Autonomy, experience, anything but evidence
They argue that the choice to seek care from a homeopath can be just as valid and as ethically sound as any other healthcare choice. But can the choice be truly valid if it is based on a misunderstanding? They decry paternalism, but is it paternalistic to assist others in identifying misinformation from biased sources so they can give truly informed consent? I don’t see paternalism there; I see true autonomy and respect.
Finally, they want to re-define “evidence” to suit their own purposes, to include nebulous things like “values,” personal experience, and patient satisfaction.
In my opinion their arguments are fallacious and amount to a kind of tortured special pleading. They don’t even try to answer the criticisms of homeopathy that they list. They offer no evidence from controlled studies, only vague platitudes. They say it is non-invasive and cost effective; but how can it be cost effective if it isn’t effective?

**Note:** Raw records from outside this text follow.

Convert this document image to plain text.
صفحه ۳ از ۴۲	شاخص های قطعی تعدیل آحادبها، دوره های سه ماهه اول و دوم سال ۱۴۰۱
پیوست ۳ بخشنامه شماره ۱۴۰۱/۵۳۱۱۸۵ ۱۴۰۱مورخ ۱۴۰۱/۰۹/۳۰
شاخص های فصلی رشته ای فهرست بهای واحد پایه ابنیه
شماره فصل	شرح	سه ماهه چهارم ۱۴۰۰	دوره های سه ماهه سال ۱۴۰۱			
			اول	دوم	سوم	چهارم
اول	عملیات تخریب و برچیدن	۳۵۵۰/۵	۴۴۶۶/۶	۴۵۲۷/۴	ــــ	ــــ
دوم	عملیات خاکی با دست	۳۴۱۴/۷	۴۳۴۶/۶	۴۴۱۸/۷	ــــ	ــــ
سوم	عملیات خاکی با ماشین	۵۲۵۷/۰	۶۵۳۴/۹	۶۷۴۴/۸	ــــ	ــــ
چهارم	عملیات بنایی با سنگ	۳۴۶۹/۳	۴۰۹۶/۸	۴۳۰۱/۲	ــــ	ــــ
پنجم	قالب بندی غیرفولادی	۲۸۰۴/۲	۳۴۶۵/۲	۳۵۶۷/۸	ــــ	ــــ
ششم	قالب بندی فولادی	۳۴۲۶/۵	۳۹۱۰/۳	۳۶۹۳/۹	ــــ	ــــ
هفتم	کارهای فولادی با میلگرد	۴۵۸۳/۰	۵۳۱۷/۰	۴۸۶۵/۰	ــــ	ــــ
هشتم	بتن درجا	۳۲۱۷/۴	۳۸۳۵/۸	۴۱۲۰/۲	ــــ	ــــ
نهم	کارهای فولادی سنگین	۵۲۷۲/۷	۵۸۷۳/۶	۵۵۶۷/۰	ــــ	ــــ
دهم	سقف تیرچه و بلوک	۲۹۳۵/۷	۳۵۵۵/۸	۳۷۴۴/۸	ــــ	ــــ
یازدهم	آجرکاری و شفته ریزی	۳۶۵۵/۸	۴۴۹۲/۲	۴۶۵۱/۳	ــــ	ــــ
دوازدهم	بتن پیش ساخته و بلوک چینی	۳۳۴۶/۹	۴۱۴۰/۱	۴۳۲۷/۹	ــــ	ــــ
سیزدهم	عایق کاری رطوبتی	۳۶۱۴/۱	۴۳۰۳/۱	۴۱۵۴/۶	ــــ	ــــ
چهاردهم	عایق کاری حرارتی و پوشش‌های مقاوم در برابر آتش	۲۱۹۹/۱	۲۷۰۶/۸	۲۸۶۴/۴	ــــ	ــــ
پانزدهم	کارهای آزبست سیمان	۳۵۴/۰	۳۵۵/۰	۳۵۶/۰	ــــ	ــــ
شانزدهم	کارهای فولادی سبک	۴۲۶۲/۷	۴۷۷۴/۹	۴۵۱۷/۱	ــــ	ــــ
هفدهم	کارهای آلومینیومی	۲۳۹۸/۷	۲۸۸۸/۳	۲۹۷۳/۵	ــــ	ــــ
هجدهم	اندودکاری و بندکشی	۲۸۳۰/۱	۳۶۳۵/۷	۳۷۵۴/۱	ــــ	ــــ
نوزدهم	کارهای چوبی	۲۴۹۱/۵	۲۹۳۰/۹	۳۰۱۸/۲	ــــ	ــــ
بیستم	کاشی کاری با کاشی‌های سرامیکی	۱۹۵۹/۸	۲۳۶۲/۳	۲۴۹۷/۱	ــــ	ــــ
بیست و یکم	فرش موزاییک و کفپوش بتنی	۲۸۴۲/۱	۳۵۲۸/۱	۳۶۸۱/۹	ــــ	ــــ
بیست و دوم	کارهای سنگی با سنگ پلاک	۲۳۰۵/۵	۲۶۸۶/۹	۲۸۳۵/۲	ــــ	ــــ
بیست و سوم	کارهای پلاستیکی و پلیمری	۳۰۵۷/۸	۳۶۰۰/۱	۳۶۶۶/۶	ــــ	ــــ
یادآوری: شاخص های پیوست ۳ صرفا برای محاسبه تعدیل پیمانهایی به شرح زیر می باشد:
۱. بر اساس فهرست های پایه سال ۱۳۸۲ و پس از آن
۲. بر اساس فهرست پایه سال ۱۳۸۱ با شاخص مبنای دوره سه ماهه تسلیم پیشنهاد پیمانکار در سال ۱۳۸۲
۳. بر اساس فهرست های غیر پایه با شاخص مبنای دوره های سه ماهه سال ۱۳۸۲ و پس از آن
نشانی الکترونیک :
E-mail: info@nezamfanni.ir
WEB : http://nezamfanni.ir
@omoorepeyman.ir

It is unethical for any health care provider to lie to patients or to go beyond the evidence in representing the efficacy of their treatments. If homeopaths truly believe what they tell patients, they are not deliberately lying and so may be considered to be acting ethically. But it could be argued that it is unethical to withhold pertinent information, to not fully inform patients about how mainstream science views homeopathy, and about its incompatibility with the established body of scientific knowledge. And surely it is unethical for those who understand that homeopathic remedies have no specific effects to recommend them without full disclosure. For instance, I consider it unethical for pharmacists to put Oscillococcinum on the same shelf as Tylenol, Advil, and FDA-approved cold remedies.
Finally, the real question is whether a homeopath has anything to offer that couldn’t be better provided by the kind of science-based clinician who truly cares for the whole patient and knows how to take best advantage of the contextual effects of the therapeutic encounter. In my opinion, the answer to that question is a resounding “NO.” Science-based medicine is clearly more effective than homeopathic remedies; isn’t it unethical to provide second-rate treatment?